Hong Kong lawmaker Junius Ho pushes to have Occupy founder Benny Tai charged with sedition over independence remarks in Taiwan
Pro-establishment legislator launches online petition urging Department of Justice to press charges against legal scholar
A pro-Beijing lawmaker has accused former Occupy leader Benny Tai Yiu-ting of sedition for controversial remarks on the possibility of Hong Kong independence and launched an online petition urging the Department of Justice to press charges against the legal scholar.
The accusation by Junius Ho Kwan-yiu centred on comments Tai made at a forum in Taiwan in March. The University of Hong Kong associate professor suggested the city could consider independence or enter into a confederation with other regions of China should the country become democratic in the future.
Ho on Wednesday urged the Department of Justice to say whether it would charge Tai within 40 days, or by September 24.
“Tai made the remark in late March, and the law requires criminal prosecution within six months so that’s why we set the date – leaving a few days as a buffer before the October 5 or 6 deadline,” Ho said.
The department would not comment on Ho’s call.
The sedition law under sections 9 and 10 of the Crimes Ordinance cited by Ho has never been used since being written into the statute books in the 1930s.
In response, Tai referred to Article 63 of the Basic Law, which says the justice department shall control criminal prosecutions “free from any interference”.
Tai previously defended his independence remarks during a talk at the Foreign Correspondents’ Club (FCC) in June, saying he was exercising academic freedom by posing such a possibility.
After Tai spoke in Taiwan, the Hong Kong government issued an unusually harsh condemnation of him, which was followed by a similar statement from the State Council’s Hong Kong and Macau Affairs Office as well as Beijing’s liaison office in the city.
John Reading SC, former deputy director of public prosecutions, said technically Hong Kong did not have a sedition law as it expired following the handover in 1997, meaning any remarks about independence would not be prosecuted.
He added the express requirement for the department to press charges before October could test whether speaking about independence might break the law.
The government has been under increasing pressure to curb advocacy of independence, despite the wide consensus among legal experts that merely speaking about separatism would not constitute an offence.
On Tuesday, the pro-establishment camp condemned the FCC for hosting a talk by Andy Chan Ho-tin, founder of the pro-independence Hong Kong National Party, which is facing an unprecedented ban in the city.

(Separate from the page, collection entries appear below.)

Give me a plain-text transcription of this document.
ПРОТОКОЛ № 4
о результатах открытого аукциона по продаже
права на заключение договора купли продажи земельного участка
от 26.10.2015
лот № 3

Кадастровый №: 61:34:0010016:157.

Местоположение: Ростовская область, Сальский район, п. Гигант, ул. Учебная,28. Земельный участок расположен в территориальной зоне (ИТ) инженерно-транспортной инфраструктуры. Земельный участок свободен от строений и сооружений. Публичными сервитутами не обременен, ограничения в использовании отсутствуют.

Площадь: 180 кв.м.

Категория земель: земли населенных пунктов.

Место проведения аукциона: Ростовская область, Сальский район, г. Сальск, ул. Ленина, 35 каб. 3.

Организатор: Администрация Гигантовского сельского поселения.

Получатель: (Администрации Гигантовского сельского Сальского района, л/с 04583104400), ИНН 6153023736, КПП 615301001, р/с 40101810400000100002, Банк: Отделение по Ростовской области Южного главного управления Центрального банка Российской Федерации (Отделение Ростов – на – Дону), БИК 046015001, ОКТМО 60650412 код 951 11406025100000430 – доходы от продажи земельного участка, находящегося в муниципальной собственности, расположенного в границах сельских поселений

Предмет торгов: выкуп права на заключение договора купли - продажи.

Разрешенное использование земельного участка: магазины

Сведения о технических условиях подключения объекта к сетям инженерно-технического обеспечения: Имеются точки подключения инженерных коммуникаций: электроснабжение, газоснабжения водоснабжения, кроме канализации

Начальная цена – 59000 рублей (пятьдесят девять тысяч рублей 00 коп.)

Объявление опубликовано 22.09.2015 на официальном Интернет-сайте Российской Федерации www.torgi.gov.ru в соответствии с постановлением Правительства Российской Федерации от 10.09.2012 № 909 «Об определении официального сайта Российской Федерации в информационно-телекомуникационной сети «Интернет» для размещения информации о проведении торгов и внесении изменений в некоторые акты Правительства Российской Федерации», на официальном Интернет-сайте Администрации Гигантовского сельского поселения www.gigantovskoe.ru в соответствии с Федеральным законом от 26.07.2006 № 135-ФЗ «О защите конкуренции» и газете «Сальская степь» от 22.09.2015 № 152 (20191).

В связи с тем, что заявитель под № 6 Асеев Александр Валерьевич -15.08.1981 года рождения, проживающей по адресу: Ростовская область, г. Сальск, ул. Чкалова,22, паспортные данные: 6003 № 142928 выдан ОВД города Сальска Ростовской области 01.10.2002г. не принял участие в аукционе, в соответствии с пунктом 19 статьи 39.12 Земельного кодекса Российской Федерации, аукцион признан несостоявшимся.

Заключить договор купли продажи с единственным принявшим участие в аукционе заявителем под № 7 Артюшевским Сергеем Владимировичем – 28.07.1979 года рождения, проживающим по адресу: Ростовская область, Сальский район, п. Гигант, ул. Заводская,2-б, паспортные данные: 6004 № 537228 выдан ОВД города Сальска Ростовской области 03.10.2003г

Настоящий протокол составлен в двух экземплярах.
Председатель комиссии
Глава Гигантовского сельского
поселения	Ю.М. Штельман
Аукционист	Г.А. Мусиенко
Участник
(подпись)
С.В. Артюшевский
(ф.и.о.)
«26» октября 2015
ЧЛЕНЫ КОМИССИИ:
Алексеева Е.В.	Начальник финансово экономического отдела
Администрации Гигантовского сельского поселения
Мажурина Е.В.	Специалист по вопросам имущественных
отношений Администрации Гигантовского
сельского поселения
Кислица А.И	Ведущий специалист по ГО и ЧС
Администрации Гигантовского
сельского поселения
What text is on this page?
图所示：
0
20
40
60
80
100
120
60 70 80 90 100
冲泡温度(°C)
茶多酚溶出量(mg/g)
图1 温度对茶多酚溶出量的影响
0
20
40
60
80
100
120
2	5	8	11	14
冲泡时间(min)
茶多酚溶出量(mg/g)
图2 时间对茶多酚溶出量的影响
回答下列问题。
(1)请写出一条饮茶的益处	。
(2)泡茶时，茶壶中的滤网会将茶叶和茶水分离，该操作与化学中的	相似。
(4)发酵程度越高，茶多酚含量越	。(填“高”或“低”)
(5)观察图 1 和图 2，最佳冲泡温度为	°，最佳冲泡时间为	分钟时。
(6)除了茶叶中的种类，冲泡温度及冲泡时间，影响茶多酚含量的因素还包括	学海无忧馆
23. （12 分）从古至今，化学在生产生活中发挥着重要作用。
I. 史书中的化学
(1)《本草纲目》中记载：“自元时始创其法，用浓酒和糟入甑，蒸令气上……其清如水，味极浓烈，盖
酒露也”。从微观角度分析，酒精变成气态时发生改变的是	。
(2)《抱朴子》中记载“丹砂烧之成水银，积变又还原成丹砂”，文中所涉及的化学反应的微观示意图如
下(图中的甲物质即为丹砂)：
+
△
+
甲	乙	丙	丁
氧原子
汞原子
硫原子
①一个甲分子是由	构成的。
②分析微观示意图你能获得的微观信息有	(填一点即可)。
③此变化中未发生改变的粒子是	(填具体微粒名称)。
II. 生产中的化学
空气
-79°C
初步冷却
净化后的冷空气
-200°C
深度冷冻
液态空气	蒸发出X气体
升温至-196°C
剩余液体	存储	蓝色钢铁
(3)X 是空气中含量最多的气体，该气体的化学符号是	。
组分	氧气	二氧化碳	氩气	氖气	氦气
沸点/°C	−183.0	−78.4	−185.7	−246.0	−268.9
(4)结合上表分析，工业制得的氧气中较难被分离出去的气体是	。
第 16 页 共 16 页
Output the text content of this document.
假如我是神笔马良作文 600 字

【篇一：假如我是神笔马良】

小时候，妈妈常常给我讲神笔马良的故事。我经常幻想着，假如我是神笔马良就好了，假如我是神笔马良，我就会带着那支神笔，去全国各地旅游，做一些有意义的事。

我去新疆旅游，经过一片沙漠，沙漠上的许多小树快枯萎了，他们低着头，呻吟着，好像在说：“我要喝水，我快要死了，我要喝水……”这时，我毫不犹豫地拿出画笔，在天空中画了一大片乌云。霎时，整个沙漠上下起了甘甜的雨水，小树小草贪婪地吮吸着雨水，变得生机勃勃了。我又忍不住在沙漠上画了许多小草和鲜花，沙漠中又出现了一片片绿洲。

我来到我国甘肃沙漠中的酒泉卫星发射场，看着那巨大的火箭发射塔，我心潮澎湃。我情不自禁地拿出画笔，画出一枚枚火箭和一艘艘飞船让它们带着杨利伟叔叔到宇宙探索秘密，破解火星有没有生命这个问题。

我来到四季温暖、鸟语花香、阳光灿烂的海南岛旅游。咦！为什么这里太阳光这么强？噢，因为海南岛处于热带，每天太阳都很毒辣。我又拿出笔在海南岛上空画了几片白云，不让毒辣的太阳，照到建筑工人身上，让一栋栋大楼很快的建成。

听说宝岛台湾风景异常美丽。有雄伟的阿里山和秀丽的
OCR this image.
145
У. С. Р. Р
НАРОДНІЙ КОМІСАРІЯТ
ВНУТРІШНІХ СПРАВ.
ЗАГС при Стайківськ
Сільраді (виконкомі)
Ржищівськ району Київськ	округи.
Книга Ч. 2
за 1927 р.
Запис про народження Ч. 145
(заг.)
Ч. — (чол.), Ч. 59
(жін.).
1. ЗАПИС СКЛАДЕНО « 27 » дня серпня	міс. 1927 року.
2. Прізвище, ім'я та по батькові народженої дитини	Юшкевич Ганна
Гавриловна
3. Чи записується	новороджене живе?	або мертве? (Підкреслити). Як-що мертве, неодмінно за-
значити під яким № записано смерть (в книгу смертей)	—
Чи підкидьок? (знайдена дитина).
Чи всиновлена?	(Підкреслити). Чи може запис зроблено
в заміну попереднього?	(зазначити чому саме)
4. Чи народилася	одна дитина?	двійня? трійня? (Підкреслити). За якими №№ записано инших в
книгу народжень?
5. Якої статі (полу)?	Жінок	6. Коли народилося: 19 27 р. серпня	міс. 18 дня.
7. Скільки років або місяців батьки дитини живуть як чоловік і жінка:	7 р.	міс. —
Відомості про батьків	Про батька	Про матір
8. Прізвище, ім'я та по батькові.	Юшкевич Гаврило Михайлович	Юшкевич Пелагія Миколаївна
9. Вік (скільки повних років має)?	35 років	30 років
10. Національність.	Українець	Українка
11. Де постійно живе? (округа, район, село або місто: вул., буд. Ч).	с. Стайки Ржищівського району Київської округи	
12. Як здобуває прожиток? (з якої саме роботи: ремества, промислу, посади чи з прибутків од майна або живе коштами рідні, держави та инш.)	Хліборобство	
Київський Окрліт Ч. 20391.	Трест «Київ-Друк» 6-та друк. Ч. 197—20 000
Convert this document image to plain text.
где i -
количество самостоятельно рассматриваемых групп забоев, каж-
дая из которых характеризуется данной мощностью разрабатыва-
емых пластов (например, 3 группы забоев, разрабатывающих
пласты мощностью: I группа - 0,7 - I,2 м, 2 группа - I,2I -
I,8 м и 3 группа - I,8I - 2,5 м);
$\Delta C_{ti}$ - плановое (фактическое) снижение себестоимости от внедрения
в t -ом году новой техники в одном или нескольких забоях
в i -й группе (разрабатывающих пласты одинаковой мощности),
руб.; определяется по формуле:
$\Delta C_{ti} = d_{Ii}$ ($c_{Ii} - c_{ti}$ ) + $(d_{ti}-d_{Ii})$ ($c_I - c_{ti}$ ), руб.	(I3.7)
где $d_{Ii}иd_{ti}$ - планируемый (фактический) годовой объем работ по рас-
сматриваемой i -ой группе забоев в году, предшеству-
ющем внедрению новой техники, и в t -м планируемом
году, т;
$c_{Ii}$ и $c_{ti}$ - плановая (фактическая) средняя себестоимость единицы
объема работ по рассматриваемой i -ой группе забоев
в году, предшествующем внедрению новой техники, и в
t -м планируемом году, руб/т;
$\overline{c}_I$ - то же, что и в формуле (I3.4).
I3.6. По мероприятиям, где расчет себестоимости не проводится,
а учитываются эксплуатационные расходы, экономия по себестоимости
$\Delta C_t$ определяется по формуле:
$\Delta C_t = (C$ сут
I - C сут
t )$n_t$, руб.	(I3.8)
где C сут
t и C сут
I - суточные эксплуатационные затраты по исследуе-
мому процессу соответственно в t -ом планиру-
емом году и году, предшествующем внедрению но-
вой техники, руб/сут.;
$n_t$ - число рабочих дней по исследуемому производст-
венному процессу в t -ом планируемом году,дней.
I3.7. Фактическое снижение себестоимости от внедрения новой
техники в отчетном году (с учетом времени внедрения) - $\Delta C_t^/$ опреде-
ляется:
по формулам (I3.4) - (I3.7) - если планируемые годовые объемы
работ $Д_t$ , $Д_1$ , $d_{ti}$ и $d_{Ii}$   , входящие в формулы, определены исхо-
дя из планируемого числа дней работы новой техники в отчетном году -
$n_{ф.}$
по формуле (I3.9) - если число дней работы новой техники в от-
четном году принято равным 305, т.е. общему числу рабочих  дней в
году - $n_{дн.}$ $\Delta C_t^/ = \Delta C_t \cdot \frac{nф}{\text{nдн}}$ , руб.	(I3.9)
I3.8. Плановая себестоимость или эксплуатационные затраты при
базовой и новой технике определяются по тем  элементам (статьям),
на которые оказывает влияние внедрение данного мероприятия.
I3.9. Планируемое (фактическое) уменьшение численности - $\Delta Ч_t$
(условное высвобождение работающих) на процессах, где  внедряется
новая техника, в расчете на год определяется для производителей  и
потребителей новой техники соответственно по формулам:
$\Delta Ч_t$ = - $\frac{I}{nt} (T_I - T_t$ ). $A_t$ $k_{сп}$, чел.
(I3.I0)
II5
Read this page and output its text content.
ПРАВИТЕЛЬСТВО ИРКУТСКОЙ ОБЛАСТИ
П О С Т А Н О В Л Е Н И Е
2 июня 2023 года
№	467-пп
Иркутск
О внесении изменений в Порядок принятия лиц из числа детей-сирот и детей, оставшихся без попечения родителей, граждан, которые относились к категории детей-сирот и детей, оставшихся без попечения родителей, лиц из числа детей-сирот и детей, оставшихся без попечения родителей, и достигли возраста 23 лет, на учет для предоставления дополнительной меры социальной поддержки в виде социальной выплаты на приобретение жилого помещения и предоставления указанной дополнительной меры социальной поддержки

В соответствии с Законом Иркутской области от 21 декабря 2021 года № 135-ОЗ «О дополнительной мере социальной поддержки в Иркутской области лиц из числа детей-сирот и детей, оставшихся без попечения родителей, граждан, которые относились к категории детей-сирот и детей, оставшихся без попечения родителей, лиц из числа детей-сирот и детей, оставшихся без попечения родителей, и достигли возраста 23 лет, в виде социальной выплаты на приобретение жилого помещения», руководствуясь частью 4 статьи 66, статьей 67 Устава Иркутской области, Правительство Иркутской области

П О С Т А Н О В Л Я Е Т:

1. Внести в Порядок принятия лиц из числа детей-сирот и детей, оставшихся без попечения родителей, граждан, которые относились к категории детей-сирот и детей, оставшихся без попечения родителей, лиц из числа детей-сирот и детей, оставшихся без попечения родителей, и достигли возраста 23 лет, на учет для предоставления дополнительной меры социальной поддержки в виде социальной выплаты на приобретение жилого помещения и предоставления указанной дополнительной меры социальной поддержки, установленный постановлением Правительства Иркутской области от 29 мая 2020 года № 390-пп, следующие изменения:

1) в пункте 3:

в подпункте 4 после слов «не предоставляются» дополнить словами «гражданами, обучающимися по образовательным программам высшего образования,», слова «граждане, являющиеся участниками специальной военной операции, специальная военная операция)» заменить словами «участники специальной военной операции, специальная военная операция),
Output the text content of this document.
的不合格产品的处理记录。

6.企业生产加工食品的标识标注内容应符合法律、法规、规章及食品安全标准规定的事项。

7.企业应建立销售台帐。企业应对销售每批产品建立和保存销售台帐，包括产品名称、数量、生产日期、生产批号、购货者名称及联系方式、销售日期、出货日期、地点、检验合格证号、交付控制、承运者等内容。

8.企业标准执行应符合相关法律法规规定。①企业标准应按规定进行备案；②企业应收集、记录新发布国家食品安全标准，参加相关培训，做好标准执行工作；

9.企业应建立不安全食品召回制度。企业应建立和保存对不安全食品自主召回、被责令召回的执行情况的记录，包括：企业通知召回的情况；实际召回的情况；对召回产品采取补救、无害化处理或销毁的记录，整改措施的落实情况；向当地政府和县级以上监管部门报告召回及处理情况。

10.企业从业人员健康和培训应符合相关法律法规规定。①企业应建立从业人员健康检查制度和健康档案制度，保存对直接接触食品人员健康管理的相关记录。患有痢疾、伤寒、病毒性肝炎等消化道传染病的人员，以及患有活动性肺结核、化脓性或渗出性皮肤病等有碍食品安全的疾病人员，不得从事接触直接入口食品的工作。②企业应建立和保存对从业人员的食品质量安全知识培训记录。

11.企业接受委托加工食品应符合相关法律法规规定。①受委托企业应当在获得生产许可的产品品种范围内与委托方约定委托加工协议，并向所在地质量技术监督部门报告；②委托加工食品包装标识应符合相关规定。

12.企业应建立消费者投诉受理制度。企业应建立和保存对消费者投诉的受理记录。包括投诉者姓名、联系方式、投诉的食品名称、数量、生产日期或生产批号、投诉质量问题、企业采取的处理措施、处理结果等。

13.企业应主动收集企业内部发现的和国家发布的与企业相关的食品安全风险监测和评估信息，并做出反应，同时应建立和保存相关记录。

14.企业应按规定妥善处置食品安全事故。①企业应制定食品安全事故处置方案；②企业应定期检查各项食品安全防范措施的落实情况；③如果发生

Hong Kong and Macau Office director Zhang Xiaoming also weighed in, arguing both Chan and the FCC breached the law.
Separately, Ho asked the University of Hong Kong to suspend Tai from teaching ahead of his trial in November relating to his role in the pro-democracy Occupy movement marked by street protests.
A university spokesman would not comment, but sources from Tai’s faculty said it had no plans to do so.